India has about 20 national parks and over 200 reserves, which are home to 500 species of mammals, hundreds of species of birds and reptiles. The Gir forest in Gujarat is famous for its Asian lions, Periyar (Kerala) – elephants, Manas and Kaziranga – rhinos, Keibul Lamjao Park (Manipur) – lira deer, Corbett and Khana – tigers.
When it comes to a country as vast in area and diverse in natural conditions as India, it is very difficult to characterize the climate as a whole. It varies in different areas. Here you will meet the cold of the high Himalayas, and the moderate temperatures of the coasts, and the continental climate of the hinterland. Regional and seasonal climatic differences are very large on the territory of the country. The best time to visit India is after the monsoon season.
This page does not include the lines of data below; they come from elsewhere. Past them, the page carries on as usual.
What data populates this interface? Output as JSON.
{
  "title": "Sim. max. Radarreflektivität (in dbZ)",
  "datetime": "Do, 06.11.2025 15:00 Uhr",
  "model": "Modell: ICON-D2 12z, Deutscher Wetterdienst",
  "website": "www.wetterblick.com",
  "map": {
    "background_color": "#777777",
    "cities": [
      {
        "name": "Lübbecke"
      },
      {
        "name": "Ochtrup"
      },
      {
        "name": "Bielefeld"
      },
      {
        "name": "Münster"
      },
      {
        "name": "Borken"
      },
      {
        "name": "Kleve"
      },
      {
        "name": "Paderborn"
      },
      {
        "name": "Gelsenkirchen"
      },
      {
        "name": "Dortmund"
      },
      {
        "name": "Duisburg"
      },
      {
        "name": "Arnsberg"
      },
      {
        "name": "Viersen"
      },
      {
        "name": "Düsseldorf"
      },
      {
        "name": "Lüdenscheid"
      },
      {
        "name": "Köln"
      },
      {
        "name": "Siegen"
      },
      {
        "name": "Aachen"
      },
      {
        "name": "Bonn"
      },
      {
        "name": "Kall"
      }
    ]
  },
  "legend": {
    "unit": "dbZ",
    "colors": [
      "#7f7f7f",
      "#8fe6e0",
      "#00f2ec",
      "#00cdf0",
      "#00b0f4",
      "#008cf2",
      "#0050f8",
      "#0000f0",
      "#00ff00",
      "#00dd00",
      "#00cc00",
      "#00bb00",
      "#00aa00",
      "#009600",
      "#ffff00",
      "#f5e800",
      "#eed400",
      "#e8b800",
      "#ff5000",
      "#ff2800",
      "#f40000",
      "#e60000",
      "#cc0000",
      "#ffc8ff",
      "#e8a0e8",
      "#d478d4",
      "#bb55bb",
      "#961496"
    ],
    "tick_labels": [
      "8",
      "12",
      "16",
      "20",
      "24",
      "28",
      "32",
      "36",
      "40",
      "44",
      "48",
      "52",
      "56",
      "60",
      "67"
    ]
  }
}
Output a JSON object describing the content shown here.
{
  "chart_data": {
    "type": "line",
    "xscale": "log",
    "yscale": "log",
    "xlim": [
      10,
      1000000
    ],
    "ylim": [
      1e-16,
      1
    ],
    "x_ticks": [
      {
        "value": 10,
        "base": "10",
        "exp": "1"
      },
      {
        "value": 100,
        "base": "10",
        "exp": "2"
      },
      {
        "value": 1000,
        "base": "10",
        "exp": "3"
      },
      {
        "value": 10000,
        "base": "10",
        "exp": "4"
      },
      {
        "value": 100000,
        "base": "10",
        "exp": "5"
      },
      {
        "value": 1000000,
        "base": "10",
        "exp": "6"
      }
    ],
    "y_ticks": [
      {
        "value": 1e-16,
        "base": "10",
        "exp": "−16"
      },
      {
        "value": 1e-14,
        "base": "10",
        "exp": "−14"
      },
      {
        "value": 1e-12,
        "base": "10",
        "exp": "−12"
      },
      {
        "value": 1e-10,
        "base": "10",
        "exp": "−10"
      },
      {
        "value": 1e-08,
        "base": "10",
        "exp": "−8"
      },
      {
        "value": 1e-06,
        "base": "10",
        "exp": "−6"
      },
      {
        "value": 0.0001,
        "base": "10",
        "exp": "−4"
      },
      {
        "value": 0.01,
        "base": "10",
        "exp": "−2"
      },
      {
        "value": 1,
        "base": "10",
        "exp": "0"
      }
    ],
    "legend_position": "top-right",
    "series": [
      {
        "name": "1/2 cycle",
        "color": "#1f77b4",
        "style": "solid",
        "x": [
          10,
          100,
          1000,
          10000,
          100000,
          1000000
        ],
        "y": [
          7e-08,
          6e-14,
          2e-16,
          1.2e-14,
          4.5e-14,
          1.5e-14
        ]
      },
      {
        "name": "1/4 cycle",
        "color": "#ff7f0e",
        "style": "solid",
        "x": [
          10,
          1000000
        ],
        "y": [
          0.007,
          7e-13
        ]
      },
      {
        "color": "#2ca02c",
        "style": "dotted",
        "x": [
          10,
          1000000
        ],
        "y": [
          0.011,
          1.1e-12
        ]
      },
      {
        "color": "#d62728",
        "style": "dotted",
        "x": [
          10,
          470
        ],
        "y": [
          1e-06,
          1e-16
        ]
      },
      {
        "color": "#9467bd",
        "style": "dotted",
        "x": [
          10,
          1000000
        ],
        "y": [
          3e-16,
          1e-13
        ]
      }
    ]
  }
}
The cool season lasts from October to March; this is the best time of the year in the Hindustan peninsula. In general, the weather in winter is quite predictable: at this time in most areas the sky is clear and the sun is shining. Some areas in the south and east experience short periods of rain brought by the northeast monsoons, while snow and ice crusts make the far north of the country very cold and often inaccessible areas.
Summer lasts from April to June; in most of the country it is hot and dry, but along the coasts it is humid. This time of year is especially good in Kashmir and in the mountain resorts of Himachal Pradesh and Uttar Pradesh.
The southwest monsoon season begins on the west coast in late May. It brings a pleasant respite from the heat. The movement of the monsoon over the rest of the country in June – September is accompanied by precipitation. Especially heavy rains occur in the north-east of India; here on Earth (about 12,000 mm of precipitation per year).